Qu'est-ce qui compte souvent cinq à huit personnes, mais rarement plus que 15, est d'une importance vitale pour une entreprise et est composé à 80 % ou plus d'hommes ?

Si vous avez répondu le conseil d'administration (C.A.) typique d'une entreprise canadienne en 2016, vous avez malheureusement deviné juste !

En novembre dernier, le premier ministre Justin Trudeau annonça en grande pompe un nouveau cabinet misant sur la diversité et composé à 50 % de femmes. Il expliqua sa décision par cette phrase qui finit par faire le tour du monde : « Parce que c'est 2015 ! ».

Si le gouvernement a pu montrer du leadership en matière de diversité aux plus hautes instances du pays, pourquoi ne serait-ce pas au tour des entreprises en 2016 ?

Selon le rapport du Conseil canadien pour la diversité administrative publié en novembre, seulement 19,5 % des administrateurs de C.A. des 500 plus grandes entreprises au Canada (selon le classement du Financial Post) sont des femmes, par rapport à 17,2 % en 2014.

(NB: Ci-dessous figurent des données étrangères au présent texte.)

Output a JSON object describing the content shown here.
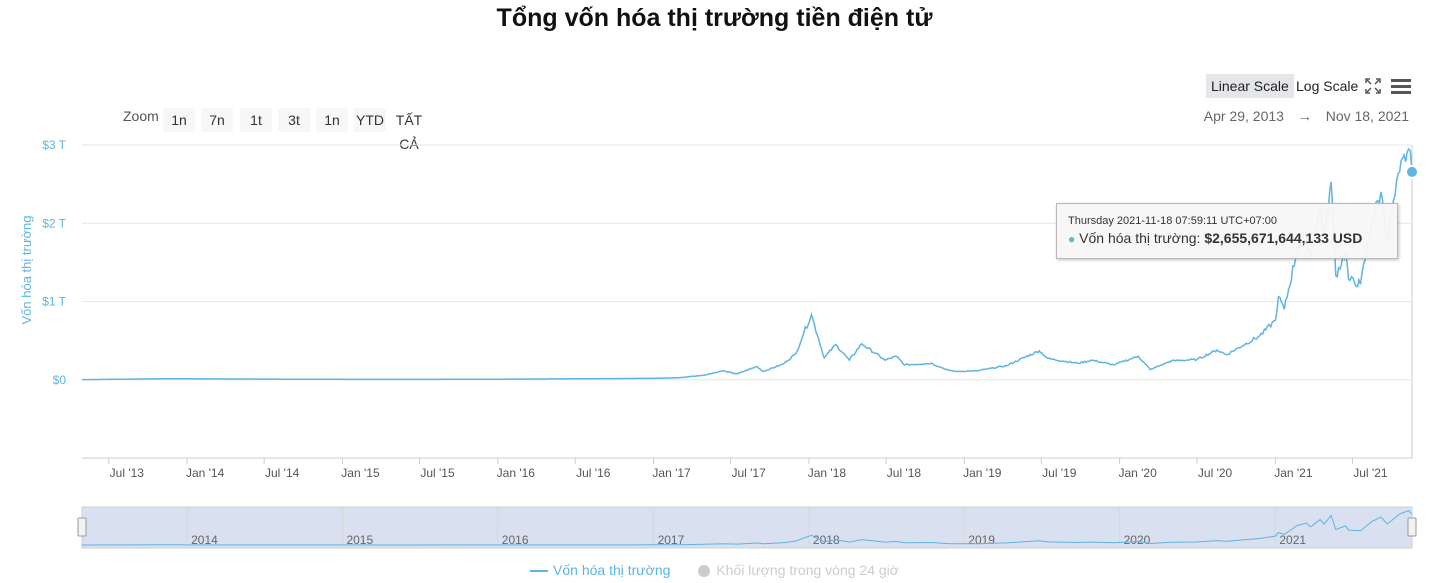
{
  "title": "Tổng vốn hóa thị trường tiền điện tử",
  "toolbar": {
    "linear_scale": "Linear Scale",
    "log_scale": "Log Scale",
    "zoom_label": "Zoom",
    "zoom_buttons": [
      "1n",
      "7n",
      "1t",
      "3t",
      "1n",
      "YTD",
      "TẤT CẢ"
    ],
    "range_from": "Apr 29, 2013",
    "range_arrow": "→",
    "range_to": "Nov 18, 2021"
  },
  "tooltip": {
    "time": "Thursday 2021-11-18 07:59:11 UTC+07:00",
    "series_label": "Vốn hóa thị trường:",
    "value": "$2,655,671,644,133 USD"
  },
  "legend": {
    "series1": "Vốn hóa thị trường",
    "series2": "Khối lượng trong vòng 24 giờ"
  },
  "colors": {
    "line": "#5fb4e2",
    "grid": "#e6e6e6",
    "navigator_fill": "#ccd6eb",
    "legend_disabled": "#cccccc"
  },
  "icons": [
    "fullscreen-icon",
    "menu-icon"
  ],
  "chart_data": {
    "type": "line",
    "title": "Tổng vốn hóa thị trường tiền điện tử",
    "ylabel": "Vốn hóa thị trường",
    "yunit": "USD",
    "ylim": [
      -1000000000000,
      3000000000000
    ],
    "y_ticks": [
      0,
      1000000000000,
      2000000000000,
      3000000000000
    ],
    "y_tick_labels": [
      "$0",
      "$1 T",
      "$2 T",
      "$3 T"
    ],
    "x_range": [
      "2013-04-29",
      "2021-11-18"
    ],
    "x_tick_labels": [
      "Jul '13",
      "Jan '14",
      "Jul '14",
      "Jan '15",
      "Jul '15",
      "Jan '16",
      "Jul '16",
      "Jan '17",
      "Jul '17",
      "Jan '18",
      "Jul '18",
      "Jan '19",
      "Jul '19",
      "Jan '20",
      "Jul '20",
      "Jan '21",
      "Jul '21"
    ],
    "x_tick_dates": [
      "2013-07-01",
      "2014-01-01",
      "2014-07-01",
      "2015-01-01",
      "2015-07-01",
      "2016-01-01",
      "2016-07-01",
      "2017-01-01",
      "2017-07-01",
      "2018-01-01",
      "2018-07-01",
      "2019-01-01",
      "2019-07-01",
      "2020-01-01",
      "2020-07-01",
      "2021-01-01",
      "2021-07-01"
    ],
    "navigator_years": [
      "2014",
      "2015",
      "2016",
      "2017",
      "2018",
      "2019",
      "2020",
      "2021"
    ],
    "grid": true,
    "legend_position": "bottom",
    "series": [
      {
        "name": "Vốn hóa thị trường",
        "points": [
          [
            "2013-04-29",
            1500000000.0
          ],
          [
            "2013-11-30",
            14000000000.0
          ],
          [
            "2014-01-01",
            12000000000.0
          ],
          [
            "2014-06-01",
            9000000000.0
          ],
          [
            "2015-01-01",
            5000000000.0
          ],
          [
            "2015-06-01",
            4000000000.0
          ],
          [
            "2016-01-01",
            7000000000.0
          ],
          [
            "2016-06-15",
            12000000000.0
          ],
          [
            "2017-01-01",
            18000000000.0
          ],
          [
            "2017-03-01",
            25000000000.0
          ],
          [
            "2017-05-01",
            60000000000.0
          ],
          [
            "2017-06-12",
            115000000000.0
          ],
          [
            "2017-07-16",
            75000000000.0
          ],
          [
            "2017-09-01",
            170000000000.0
          ],
          [
            "2017-09-15",
            105000000000.0
          ],
          [
            "2017-11-01",
            200000000000.0
          ],
          [
            "2017-12-01",
            330000000000.0
          ],
          [
            "2017-12-20",
            600000000000.0
          ],
          [
            "2018-01-07",
            830000000000.0
          ],
          [
            "2018-02-06",
            280000000000.0
          ],
          [
            "2018-03-05",
            450000000000.0
          ],
          [
            "2018-04-06",
            250000000000.0
          ],
          [
            "2018-05-05",
            460000000000.0
          ],
          [
            "2018-06-29",
            250000000000.0
          ],
          [
            "2018-07-25",
            300000000000.0
          ],
          [
            "2018-08-14",
            190000000000.0
          ],
          [
            "2018-10-15",
            210000000000.0
          ],
          [
            "2018-11-25",
            120000000000.0
          ],
          [
            "2018-12-15",
            105000000000.0
          ],
          [
            "2019-02-01",
            115000000000.0
          ],
          [
            "2019-04-10",
            180000000000.0
          ],
          [
            "2019-06-26",
            370000000000.0
          ],
          [
            "2019-07-17",
            270000000000.0
          ],
          [
            "2019-09-24",
            210000000000.0
          ],
          [
            "2019-10-28",
            250000000000.0
          ],
          [
            "2019-12-18",
            190000000000.0
          ],
          [
            "2020-02-14",
            300000000000.0
          ],
          [
            "2020-03-13",
            130000000000.0
          ],
          [
            "2020-05-01",
            240000000000.0
          ],
          [
            "2020-07-01",
            260000000000.0
          ],
          [
            "2020-08-17",
            380000000000.0
          ],
          [
            "2020-09-08",
            320000000000.0
          ],
          [
            "2020-11-25",
            560000000000.0
          ],
          [
            "2021-01-01",
            760000000000.0
          ],
          [
            "2021-01-08",
            1060000000000.0
          ],
          [
            "2021-01-22",
            900000000000.0
          ],
          [
            "2021-02-21",
            1660000000000.0
          ],
          [
            "2021-03-14",
            1870000000000.0
          ],
          [
            "2021-03-25",
            1560000000000.0
          ],
          [
            "2021-04-16",
            2180000000000.0
          ],
          [
            "2021-04-25",
            1790000000000.0
          ],
          [
            "2021-05-12",
            2530000000000.0
          ],
          [
            "2021-05-23",
            1330000000000.0
          ],
          [
            "2021-06-15",
            1640000000000.0
          ],
          [
            "2021-06-22",
            1280000000000.0
          ],
          [
            "2021-07-20",
            1220000000000.0
          ],
          [
            "2021-08-15",
            2000000000000.0
          ],
          [
            "2021-09-06",
            2400000000000.0
          ],
          [
            "2021-09-21",
            1800000000000.0
          ],
          [
            "2021-10-20",
            2660000000000.0
          ],
          [
            "2021-11-10",
            2950000000000.0
          ],
          [
            "2021-11-18",
            2656000000000.0
          ]
        ]
      }
    ]
  }
}
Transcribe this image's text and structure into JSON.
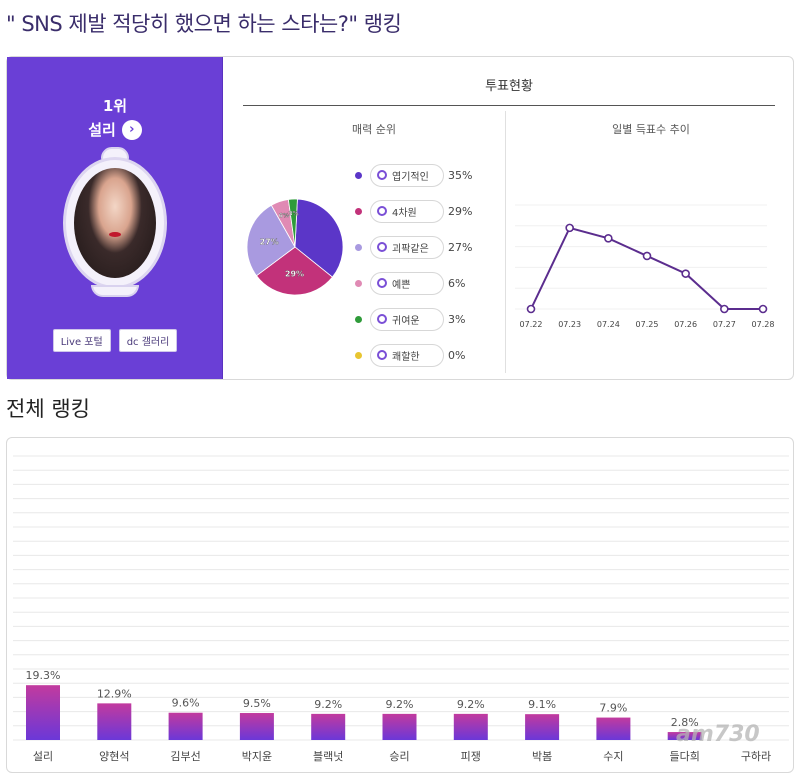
{
  "page": {
    "title": "\" SNS 제발 적당히 했으면 하는 스타는?\" 랭킹",
    "section_title": "전체 랭킹",
    "watermark": "am730"
  },
  "winner": {
    "rank": "1위",
    "name": "설리",
    "arrow_icon": "chevron-right-icon",
    "live_button": "Live 포털",
    "gallery_button": "dc 갤러리",
    "panel_color": "#6a3fd6"
  },
  "vote_status": {
    "title": "투표현황",
    "pie_title": "매력 순위",
    "line_title": "일별 득표수 추이"
  },
  "chart_data": [
    {
      "type": "pie",
      "title": "매력 순위",
      "slices": [
        {
          "label": "엽기적인",
          "value": 35,
          "pct_label": "35%",
          "color": "#5b36c8"
        },
        {
          "label": "4차원",
          "value": 29,
          "pct_label": "29%",
          "color": "#c2327a"
        },
        {
          "label": "괴팍같은",
          "value": 27,
          "pct_label": "27%",
          "color": "#a99ae0"
        },
        {
          "label": "예쁜",
          "value": 6,
          "pct_label": "6%",
          "color": "#e08ab4"
        },
        {
          "label": "귀여운",
          "value": 3,
          "pct_label": "3%",
          "color": "#2f9b3a"
        },
        {
          "label": "쾌할한",
          "value": 0,
          "pct_label": "0%",
          "color": "#e8c531"
        }
      ],
      "slice_labels": [
        "29%",
        "27%",
        "6%",
        "3%"
      ]
    },
    {
      "type": "line",
      "title": "일별 득표수 추이",
      "x": [
        "07.22",
        "07.23",
        "07.24",
        "07.25",
        "07.26",
        "07.27",
        "07.28"
      ],
      "y": [
        0,
        78,
        68,
        51,
        34,
        0,
        0
      ],
      "ylim": [
        0,
        100
      ],
      "color": "#5b2d8e"
    },
    {
      "type": "bar",
      "title": "전체 랭킹",
      "categories": [
        "설리",
        "양현석",
        "김부선",
        "박지윤",
        "블랙넛",
        "승리",
        "피쟁",
        "박봄",
        "수지",
        "들다희",
        "구하라"
      ],
      "values": [
        19.3,
        12.9,
        9.6,
        9.5,
        9.2,
        9.2,
        9.2,
        9.1,
        7.9,
        2.8,
        null
      ],
      "value_labels": [
        "19.3%",
        "12.9%",
        "9.6%",
        "9.5%",
        "9.2%",
        "9.2%",
        "9.2%",
        "9.1%",
        "7.9%",
        "2.8%",
        ""
      ],
      "ylim": [
        0,
        100
      ],
      "gradient": [
        "#c23a9e",
        "#6b38d8"
      ],
      "grid": true
    }
  ]
}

Cette hausse mineure, mais significative, est due notamment à une nouvelle politique, initiée par le dernier gouvernement conservateur, obligeant les sociétés inscrites à la Bourse à « se conformer ou se justifier » quant au nombre de femmes au sein de leur C.A.. Or, bien que la littérature soit abondante et les recommandations claires, le progrès semble pourtant encore bien lent. En fait, en 2015, la plupart des grandes entreprises visées ont choisi de « se justifier » plutôt que de se conformer...

Quelles cibles devrions-nous fixer comme société pour nos grandes entreprises ? La Norvège impose déjà depuis 2006 un quota direct de 40 % pour ses sociétés ouvertes, sans quoi celles-ci peuvent risquer l'exclusion du marché boursier ! Au Québec, en 2013, le Conseil du statut de la femme dévoilait sa stratégie de cibles volontaires : 30 % d'ici 10 ans, et 40 % d'ici 15 ans. Cette mixité est tout à fait possible, comme le démontrent déjà certaines grandes entreprises canadiennes, telles Hewitt (50 %), La Capitale (46 %) et Groupe Jean Coutu (43 %), selon le rapport Catalyst publié en 2014.

Dans le monde des start-ups et des PME, on a aussi besoin de plus de diversité dans les C.A. Les fonds de capital de risque ont très peu d'investisseurs femmes comme associées, tant au Canada qu'aux États-Unis. Aussi, les entrepreneurs femmes financées par les fonds de capital de risque sont très minoritaires, représentant typiquement de 10 à 20 % des portfolios. Dur d'accéder au C.A. dans ce contexte ! Les entreprises en démarrage sont particulièrement importantes, car elles représentent le futur de notre économie.

Alors, comment y arriver ? Premier constat : il ne s'agit pas de baisser la barre pour la qualité des candidats. Au contraire, on doit absolument trouver les meilleurs. Les nominations se doivent d'être un système méritocratique pur et sans compromis. On ne doit jamais faire le choix entre « pleine compétence » ou « membre d'un groupe démographique particulier ». On doit plutôt creuser plus loin et trouver plus de candidats qui remplissent parfaitement les deux conditions.

Les clients, les partenaires, les employés et les autres parties prenantes de nos entreprises sont de plus en plus divers. Les C.A. doivent l'être aussi. Les décisions d'affaires importantes ne seront pas véritablement le reflet de notre société tant que la composition des C.A. ne le sera pas aussi.

Pourquoi un jeune homme entrepreneur s'intéresse-t-il à cet enjeu ? Parce que la diversité, c'est notre affaire à tous. J'ai récemment suivi avec intérêt le progrès de l'Effet A, une excellente initiative portée par la femme d'affaires Isabelle Hudon. Un des messages clés : « Le changement est possible que si les hommes sont au coeur de la conversation ». Ou, en d'autres mots, « Messieurs, on vous veut à la table ». Alors, voilà, j'écoute et suis prêt à aider. Je veux améliorer ma PME en matière de parité hommes-femmes et souhaite voir ce changement à plus grande échelle. J'invite aussi les autres hommes d'affaires à participer.

Pour réussir, il faudra une combinaison d'implication individuelle et de support institutionnel. Il y a plusieurs grands joueurs économiques au Québec et au Canada bien positionnés pour prendre le leadership sur ce dossier. Les banques, les fonds d'investissement, les fonds de fonds, les organismes paragouvernementaux, les associations ou les grandes entreprises. Les fonds pourraient, par exemple, donner le ton en sensibilisant activement les entreprises dans leurs portfolios. Qui mènera la charge en 2016 ? 

En attendant, la communauté d'affaires doit continuer de battre le tambour.